If we want to include student training, we also have to make sure that our technology capabilities match the educational programs’ needs and values.

Q. How do you assess new technologies and decide whether or not to use them?

A. There are lots of interesting and innovative technologies on the horizon; the struggle is not to confuse novelty and “wow” factor with clinical effectiveness. I think that oftentimes there’s a gravity to do technology for technology’s sake, which is the wrong approach in a clinical setting. We want to be using a technology strategically to solve specific problems or to improve specific outcomes.

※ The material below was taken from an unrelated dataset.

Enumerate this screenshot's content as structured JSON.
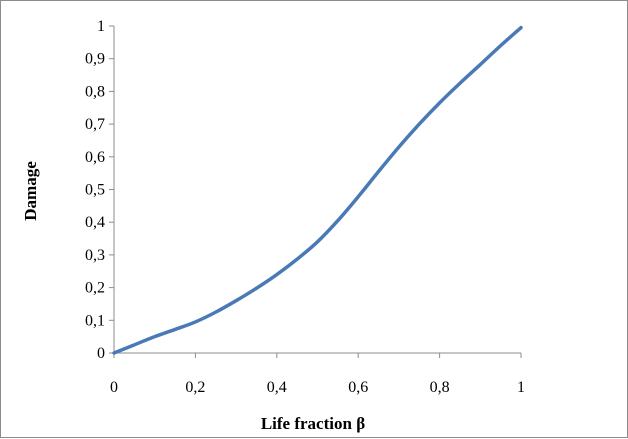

Conducting a needs assessment, even an informal one, can be an important first step. Many technology products, especially human service products, are not sufficiently tested for usability, so they can be difficult to implement. But a strategic plan, informed by an initial assessment of the need or problem trying to be solved, can help build support and patience for the learning curve, even before a technology is implemented. The need should always be driving the technology, not the other way around.

Q. What is your overall vision for the future of the Sheila Johnson Center?

A. The goal is to provide a vibrant, welcoming, multidisciplinary and science-based environment for students to learn and serve in.

Overall, we want to be a collaborative link between our degree programs and the community – where faculty and students in different programs can come together and be creative in a service environment. To this end, I envision us expanding educational, psychoeducational and treatment opportunities, so that more of the children we assess can also get the interventions they need. We will be opening up opportunities for cross-disciplinary observation of clinical or educational services, implementing behavioral parent training models of intervention, and strategically building on our relationships with local schools and services.

In all of these efforts, we will be devoting attention and resources to tracking the relevant information required in order to improve or assess the programming. 

We’ve got this wonderful resource here in the clinic, and an education school ranked in the top 5 percent in the country, so the opportunity to optimize those resources to serve the community and enhance our training mission is exciting. But in all these endeavors, we want to be focused and deliberate and able to qualify and quantify expected outcomes.